I only know what I've been told about my dad but my perception of the kind of person he is has been formed by hearing stories about things he did rather than anyone trying to describe his personality if that makes sense. And yet my DB displays many of the same character traits, which makes me think there's definitely something in the idea of nature rather than nurture.

He has different values to me, definitely a different moral code, everything is about appearance and status whereas I couldn't give a toss about those things and he alters his personality to fit in with whoever he's spending time with which is a sharp contrast to my what you see is what you get attitude.
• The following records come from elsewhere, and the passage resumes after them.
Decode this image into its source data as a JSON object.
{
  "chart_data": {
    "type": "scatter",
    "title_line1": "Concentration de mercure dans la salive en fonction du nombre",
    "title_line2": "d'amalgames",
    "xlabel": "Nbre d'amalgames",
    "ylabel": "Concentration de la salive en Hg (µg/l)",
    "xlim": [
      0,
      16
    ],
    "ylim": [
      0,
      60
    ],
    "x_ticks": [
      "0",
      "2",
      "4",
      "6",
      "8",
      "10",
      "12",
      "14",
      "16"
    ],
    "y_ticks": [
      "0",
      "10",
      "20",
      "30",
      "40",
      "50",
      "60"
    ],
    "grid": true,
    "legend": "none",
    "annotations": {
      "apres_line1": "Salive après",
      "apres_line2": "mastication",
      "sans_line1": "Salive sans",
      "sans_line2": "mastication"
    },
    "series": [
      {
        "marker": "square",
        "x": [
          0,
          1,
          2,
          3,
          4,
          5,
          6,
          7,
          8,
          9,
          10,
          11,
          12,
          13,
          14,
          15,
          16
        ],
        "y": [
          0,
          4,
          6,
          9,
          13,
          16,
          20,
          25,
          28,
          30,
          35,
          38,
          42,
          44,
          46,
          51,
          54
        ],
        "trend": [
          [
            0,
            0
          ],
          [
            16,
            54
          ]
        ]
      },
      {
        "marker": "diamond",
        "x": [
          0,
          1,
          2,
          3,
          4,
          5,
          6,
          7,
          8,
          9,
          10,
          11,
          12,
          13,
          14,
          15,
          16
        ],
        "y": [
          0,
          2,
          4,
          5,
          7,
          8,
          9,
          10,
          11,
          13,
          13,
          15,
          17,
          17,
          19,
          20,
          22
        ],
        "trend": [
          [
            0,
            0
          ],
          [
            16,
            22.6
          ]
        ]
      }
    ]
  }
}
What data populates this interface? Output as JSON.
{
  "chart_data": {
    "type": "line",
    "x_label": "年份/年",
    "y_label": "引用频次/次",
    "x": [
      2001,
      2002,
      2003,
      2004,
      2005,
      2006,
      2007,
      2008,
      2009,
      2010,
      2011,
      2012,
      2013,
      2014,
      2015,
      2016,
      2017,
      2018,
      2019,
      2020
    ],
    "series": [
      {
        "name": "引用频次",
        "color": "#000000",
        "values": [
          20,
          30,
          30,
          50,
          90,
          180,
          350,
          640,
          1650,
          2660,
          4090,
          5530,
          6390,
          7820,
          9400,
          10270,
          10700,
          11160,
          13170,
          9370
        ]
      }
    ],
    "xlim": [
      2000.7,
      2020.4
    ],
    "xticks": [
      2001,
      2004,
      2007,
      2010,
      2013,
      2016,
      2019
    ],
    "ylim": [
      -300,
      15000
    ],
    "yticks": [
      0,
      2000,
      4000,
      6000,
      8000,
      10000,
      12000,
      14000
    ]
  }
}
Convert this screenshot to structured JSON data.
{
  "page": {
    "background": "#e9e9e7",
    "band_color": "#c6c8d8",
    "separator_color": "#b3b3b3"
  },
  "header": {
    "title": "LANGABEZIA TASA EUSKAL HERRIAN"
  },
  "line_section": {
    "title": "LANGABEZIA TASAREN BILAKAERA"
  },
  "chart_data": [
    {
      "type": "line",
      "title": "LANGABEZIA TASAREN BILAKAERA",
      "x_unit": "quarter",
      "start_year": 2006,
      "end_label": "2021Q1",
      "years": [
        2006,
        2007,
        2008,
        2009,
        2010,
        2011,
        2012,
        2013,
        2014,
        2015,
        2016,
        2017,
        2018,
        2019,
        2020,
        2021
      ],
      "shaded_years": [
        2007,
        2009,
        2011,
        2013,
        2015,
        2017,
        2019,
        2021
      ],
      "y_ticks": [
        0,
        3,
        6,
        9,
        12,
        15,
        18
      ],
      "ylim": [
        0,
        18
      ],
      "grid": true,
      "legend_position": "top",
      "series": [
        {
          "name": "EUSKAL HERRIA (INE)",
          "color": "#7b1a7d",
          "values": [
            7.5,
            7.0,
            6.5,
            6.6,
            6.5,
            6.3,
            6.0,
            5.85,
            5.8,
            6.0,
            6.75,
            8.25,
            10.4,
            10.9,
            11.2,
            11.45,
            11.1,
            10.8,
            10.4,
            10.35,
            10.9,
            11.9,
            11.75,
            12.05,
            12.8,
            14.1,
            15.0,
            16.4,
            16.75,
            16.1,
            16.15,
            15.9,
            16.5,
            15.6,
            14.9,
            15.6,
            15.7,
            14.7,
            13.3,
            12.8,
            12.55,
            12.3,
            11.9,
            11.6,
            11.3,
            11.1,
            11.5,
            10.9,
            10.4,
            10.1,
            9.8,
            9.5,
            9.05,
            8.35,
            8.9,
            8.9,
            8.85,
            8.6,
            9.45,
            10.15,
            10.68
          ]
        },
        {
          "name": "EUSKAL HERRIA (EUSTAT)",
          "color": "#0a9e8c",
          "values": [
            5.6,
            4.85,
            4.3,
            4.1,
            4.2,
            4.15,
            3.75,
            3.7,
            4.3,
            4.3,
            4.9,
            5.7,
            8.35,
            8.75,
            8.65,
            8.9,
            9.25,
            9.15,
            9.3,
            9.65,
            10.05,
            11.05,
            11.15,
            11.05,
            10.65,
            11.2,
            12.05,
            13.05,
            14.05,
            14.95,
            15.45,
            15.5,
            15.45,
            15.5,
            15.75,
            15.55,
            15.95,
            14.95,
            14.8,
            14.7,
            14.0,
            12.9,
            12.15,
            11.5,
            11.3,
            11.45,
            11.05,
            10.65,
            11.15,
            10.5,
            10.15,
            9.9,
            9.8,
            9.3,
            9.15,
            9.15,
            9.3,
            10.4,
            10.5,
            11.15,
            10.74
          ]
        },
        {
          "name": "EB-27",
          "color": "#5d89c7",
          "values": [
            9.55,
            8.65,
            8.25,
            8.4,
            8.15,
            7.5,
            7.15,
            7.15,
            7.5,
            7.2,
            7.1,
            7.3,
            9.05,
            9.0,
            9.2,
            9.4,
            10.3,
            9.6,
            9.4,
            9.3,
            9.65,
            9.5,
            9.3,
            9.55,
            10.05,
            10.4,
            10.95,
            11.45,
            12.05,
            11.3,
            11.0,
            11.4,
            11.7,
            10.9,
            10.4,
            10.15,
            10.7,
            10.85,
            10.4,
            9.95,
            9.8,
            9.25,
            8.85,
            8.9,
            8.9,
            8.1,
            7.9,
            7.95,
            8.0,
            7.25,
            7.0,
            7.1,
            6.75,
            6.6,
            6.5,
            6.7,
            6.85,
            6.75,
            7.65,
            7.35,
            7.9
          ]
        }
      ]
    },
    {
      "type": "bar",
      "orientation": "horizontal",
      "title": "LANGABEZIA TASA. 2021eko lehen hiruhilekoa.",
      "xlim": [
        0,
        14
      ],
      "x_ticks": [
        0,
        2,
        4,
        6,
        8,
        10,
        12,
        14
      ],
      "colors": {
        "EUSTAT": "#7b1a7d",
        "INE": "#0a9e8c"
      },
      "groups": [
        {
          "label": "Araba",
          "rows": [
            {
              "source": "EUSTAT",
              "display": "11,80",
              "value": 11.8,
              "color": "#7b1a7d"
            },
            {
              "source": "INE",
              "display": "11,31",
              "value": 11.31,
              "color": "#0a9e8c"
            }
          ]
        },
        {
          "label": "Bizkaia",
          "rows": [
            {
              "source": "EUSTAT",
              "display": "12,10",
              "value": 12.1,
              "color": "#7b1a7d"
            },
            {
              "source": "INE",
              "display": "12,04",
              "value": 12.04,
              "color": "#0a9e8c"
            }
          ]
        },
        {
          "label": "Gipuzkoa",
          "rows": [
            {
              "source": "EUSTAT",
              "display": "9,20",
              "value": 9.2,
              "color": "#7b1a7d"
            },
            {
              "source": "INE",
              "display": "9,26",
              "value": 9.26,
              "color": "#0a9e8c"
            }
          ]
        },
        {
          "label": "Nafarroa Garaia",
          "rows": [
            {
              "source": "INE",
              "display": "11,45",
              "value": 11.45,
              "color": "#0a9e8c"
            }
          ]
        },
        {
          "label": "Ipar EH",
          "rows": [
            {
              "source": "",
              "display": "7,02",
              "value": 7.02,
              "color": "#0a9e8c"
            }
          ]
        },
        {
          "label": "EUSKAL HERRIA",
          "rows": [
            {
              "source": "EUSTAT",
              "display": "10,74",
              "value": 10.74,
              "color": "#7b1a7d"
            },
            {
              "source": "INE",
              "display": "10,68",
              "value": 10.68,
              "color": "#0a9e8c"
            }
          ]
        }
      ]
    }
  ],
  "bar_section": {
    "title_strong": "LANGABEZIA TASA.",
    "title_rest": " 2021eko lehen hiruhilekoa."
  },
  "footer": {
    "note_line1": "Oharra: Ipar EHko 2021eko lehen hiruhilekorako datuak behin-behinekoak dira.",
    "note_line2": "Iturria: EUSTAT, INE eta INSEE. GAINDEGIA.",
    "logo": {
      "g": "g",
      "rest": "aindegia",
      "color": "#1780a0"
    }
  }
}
We're pretty much polar opposites as adults although that wasn't at all apparent as children.

All those things certainly tie in with the impression I have of my father and I've had a couple of conversations with both DM and my DGM which have pretty much confirmed what I thought. We had exactly the same upbringing so I can only conclude his traits come from nature rather than nurture.

lalalalyra · 06/07/2017 02:56

I think nature plays a much bigger part than I realised before.

My eldest two biological children are twins. I parented the same, but they haven't had the same upbringing. DD1 has grown up with a shy and quiet sister with a host of medical problems, where as DD2 has grown up with a confident and sometimes too bloody loud sister.

Those natures have defined their choice of friends, their activities etc.

I think nurture can help, but nature has to be the big one for me. My mother was one of four children and my father one of two. They were the only ones out of all of their siblings who were viscious, abusive parents. It didn't come from nurture for either of them so it must have been nature. Or nature for him and he nurtured it into her.